Suatu hari, datang ke rumah mereka petugas sensus. "Telah sekian tahun kita merdeka, katanya. Demi gengsi kita, sebagai negara dan bangsa berdaulat—ayo! jawab, siapa, di mana, kepala keluarga ini?”

Mereka sekeluarga melongo. Hantu yang selama ini berhasil mereka bendung di luar pagar rumah dan tempurung kepala mereka, kini duduk di kursi di kamar tengah, balpoin di tangannya, formulir putih di hadapan-nya, suaranya lantang, wajahnya penuh prosa PGP.

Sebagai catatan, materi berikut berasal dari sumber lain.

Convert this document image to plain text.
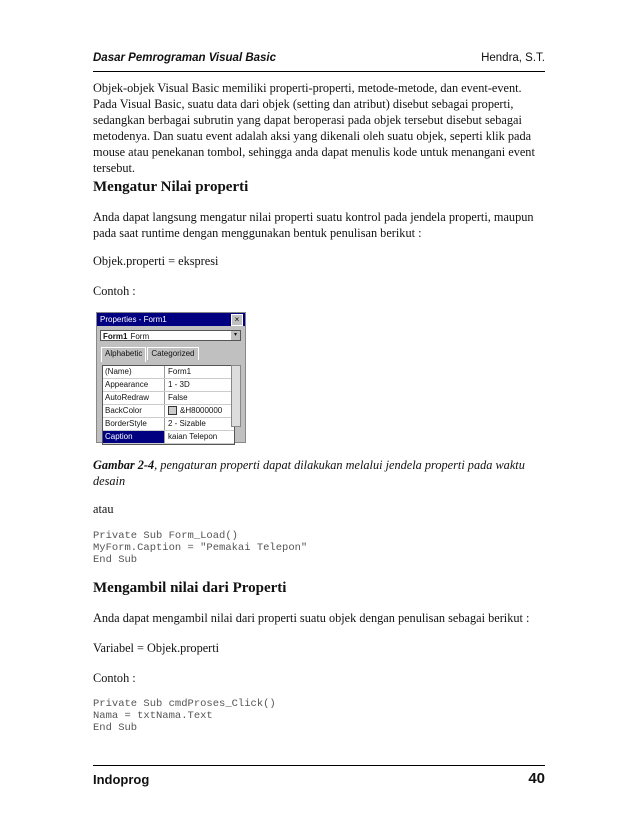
Dasar Pemrograman Visual Basic	Hendra, S.T.
Objek-objek Visual Basic memiliki properti-properti, metode-metode, dan event-event. Pada Visual Basic, suatu data dari objek (setting dan atribut) disebut sebagai properti, sedangkan berbagai subrutin yang dapat beroperasi pada objek tersebut disebut sebagai metodenya. Dan suatu event adalah aksi yang dikenali oleh suatu objek, seperti klik pada mouse atau penekanan tombol, sehingga anda dapat menulis kode untuk menangani event tersebut.
Mengatur Nilai properti
Anda dapat langsung mengatur nilai properti suatu kontrol pada jendela properti, maupun pada saat runtime dengan menggunakan bentuk penulisan berikut :
Objek.properti = ekspresi
Contoh :
Properties - Form1	×
Form1 Form	▾
Alphabetic Categorized
(Name)	Form1
Appearance	1 - 3D
AutoRedraw	False
BackColor	&H8000000
BorderStyle	2 - Sizable
Caption	kaian Telepon
Gambar 2-4, pengaturan properti dapat dilakukan melalui jendela properti pada waktu desain
atau
Private Sub Form_Load()
MyForm.Caption = "Pemakai Telepon"
End Sub
Mengambil nilai dari Properti
Anda dapat mengambil nilai dari properti suatu objek dengan penulisan sebagai berikut :
Variabel = Objek.properti
Contoh :
Private Sub cmdProses_Click()
Nama = txtNama.Text
End Sub
Indoprog	40
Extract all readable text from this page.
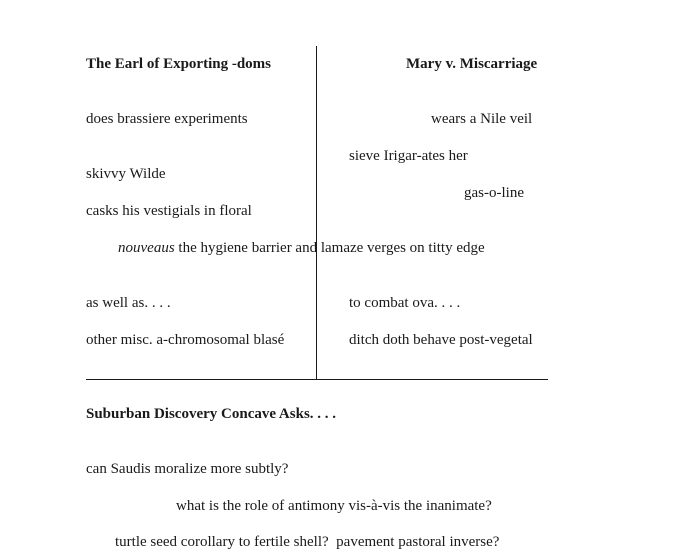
The Earl of Exporting -doms
does brassiere experiments
skivvy Wilde
casks his vestigials in floral
as well as. . . .
other misc. a-chromosomal blasé
Mary v. Miscarriage
wears a Nile veil
sieve Irigar-ates her
gas-o-line
to combat ova. . . .
ditch doth behave post-vegetal
nouveaus the hygiene barrier and lamaze verges on titty edge
Suburban Discovery Concave Asks. . . .
can Saudis moralize more subtly?
what is the role of antimony vis-à-vis the inanimate?
turtle seed corollary to fertile shell?  pavement pastoral inverse?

Singkatnya: petugas sensus itu telah melenyapkan keseimbangan yang selama ini berhasil dipertahankan keluarga itu. Kedua abangnya membunuh petugas itu, mereka ditangkap, dihukum seumur hidup di tempat pembuangan yang sangat jauh.

Seorang kenalan baik, duda setengah baya, amat kaya, sering datang main bridge dan halma, menyangka dapat berbuat baik terhadap keluarga itu dengan melamar si ibu. Kebaikannya begitu besarnya, hingga hal-hal seperti peri kemanusiaan, kesadaran sosial dan kebutuhan kelamin cukup disimpulkannya dalam hanya satu gagasan saja. Yakni: menghendaki istri dari kawan baiknya yang telah menghilang.

Si ibu melongo. Rohani dan jasmaninya kacau. Rohani: bagaimana perkawinan kembali seperti ini dapat ia benarkan secara hukum, adat, moral dan agama? Dia bukan janda. Di lemarinya tak ada ia simpan surat cerai maupun surat kematian suaminya. Jasmani: bagaimana kesempatan legal seperti kawin kembali ini dapat ia lewatkan begitu saja, sedangkan ia sendiri—betul tak muda benar lagi—masih sehat, cantik? Ia tak mau jadi hanya hormon bertumpuk saja ....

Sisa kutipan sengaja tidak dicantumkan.